# France Touring



## chrisdougie (Apr 1, 2009)

Hi Thats us we have booked the Euro Tunnel with the Tesco vouchers found out you cant use them to book the dog thats got to be paid credit or debit card has anyone got any info on best place to stop when we get off the euro tunnel this will be our first time in France and any info would be most appreciated 


Thanks 
Christine & Dougie


----------



## Zebedee (Oct 3, 2007)

Hi C and D

Suggest you have a search in France Touring (this forum). There are loads of suggestions for a variety of overnight stops near Sangatte, but it's difficult to recommend any one without knowing your preferences . . . some folk would never stay on an Aire for example!

Have a great holiday, and maybe a quick browse of the topics in here would be helpful since it's your first trip.

http://www.motorhomefacts.com/forum-185.html

Dave


----------



## rayc (Jun 3, 2008)

ChrisDouge said:


> Hi Thats us we have booked the Euro Tunnel with the Tesco vouchers found out you cant use them to book the dog thats got to be paid credit or debit card has anyone got any info on best place to stop when we get off the euro tunnel this will be our first time in France and any info would be most appreciated
> 
> Thanks
> Christine & Dougie


Do you want to stay in the area for a few days or longer or is it a night halt before going elsewhere that you want. What time will your train arrive in France?


----------



## chrisdougie (Apr 1, 2009)

rayc said:


> ChrisDouge said:
> 
> 
> > Hi Thats us we have booked the Euro Tunnel with the Tesco vouchers found out you cant use them to book the dog thats got to be paid credit or debit card has anyone got any info on best place to stop when we get off the euro tunnel this will be our first time in France and any info would be most appreciated
> ...


We get the 10.20 train out and would like to spend at least one night here and then move on we havent got a plan as yet still working on it we are looking at a lot on the forum to try and get some ideas of safe places we like wild camping but not sure about doing it in France we will use the aires once we get our plan in place

C&D


----------



## geraldandannie (Jun 4, 2006)

Hi Christine and Dougie

It's such a shame you have to pay the £30 separately, isn't it? :evil: I wish French vets took Tesco vouchers too.
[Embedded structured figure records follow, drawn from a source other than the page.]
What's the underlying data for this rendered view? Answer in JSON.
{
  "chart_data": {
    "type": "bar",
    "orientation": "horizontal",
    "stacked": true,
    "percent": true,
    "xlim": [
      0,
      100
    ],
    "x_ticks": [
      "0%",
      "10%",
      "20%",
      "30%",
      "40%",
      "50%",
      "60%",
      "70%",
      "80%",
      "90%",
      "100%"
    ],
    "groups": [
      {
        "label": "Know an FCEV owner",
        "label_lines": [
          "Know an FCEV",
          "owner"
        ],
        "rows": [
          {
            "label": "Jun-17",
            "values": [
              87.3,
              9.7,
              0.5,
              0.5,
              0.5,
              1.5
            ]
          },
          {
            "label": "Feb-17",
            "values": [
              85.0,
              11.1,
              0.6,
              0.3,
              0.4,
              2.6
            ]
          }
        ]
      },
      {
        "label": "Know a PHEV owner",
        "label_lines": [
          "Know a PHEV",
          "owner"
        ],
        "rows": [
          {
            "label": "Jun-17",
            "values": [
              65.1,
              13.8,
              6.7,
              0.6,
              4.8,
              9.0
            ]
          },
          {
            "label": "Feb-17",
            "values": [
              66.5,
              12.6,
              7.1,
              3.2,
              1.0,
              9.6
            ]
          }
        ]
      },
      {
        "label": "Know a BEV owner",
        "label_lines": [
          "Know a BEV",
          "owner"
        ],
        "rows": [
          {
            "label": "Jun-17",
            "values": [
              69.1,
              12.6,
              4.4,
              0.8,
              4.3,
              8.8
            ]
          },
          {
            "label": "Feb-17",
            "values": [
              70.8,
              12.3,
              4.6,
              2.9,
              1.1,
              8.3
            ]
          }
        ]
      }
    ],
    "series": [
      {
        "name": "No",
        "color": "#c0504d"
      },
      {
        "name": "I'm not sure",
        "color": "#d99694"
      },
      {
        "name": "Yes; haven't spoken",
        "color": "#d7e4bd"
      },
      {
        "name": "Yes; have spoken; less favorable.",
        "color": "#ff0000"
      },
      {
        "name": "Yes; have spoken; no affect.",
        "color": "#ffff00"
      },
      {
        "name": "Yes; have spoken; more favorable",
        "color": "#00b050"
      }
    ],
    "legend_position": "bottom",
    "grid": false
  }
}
For many people, our favourite is the 'wrong way', but we always stop at Gravelines. It's safe and quiet. There's a vet in town too, who saw us 'on spec' on our last trip.

The town of Gravelines is more than just a stopover. There's an interesting castle and museum, there's plenty of bars / restaurants, and there's a nice, safe walk along the river and up to the sea at Grand Fort Phillipe (where there's more bars and restaurants). There's a big supermarket about 5 minutes' drive away.

Gerald


----------



## DTPCHEMICALS (Jul 24, 2006)

Gravelines is a favourite of ours too.
It will be Cite de europe though on tuesday night.

I keep looking at the weather . Looks a bit grim until thursday in sw France but better than our original Switzerland destination.

Dave p


----------



## peedee (May 10, 2005)

ChrisDouge said:


> We get the 10.20 train out and would like to spend at least one night here and then move on we havent got a plan as yet still working on it we are looking at a lot on the forum to try and get some ideas of safe places we like wild camping but not sure about doing it in France we will use the aires once we get our plan in place
> 
> C&D


If that is 10-20pm you could find the Gravelines Aire full.

peedee


----------



## bellabee (May 16, 2010)

We're booked on the Tunnel to arrive at around midnight, in a couple of weeks time. Depends on the weather forecast as to whether we decide to head for Germany or France - hopefully Germany. We're planning on parking at Cite Europe for the night. Don't want to risk looking for an aire at that time of night.


----------



## joedenise (Jul 20, 2007)

Cite Europe is very close to getting off the train, no more than about 5 minute drive. Always feel safe there.

Joe


----------



## Techno100 (May 8, 2010)

Yup I'll be there Satdy night


----------



## rayc (Jun 3, 2008)

Techno100 said:


> Yup I'll be there Satdy night


Anybody going to be there this Wednesday. Our train arrives half past midnight and we will stay there or drive to the Baie de Somme services depending how I feel.


----------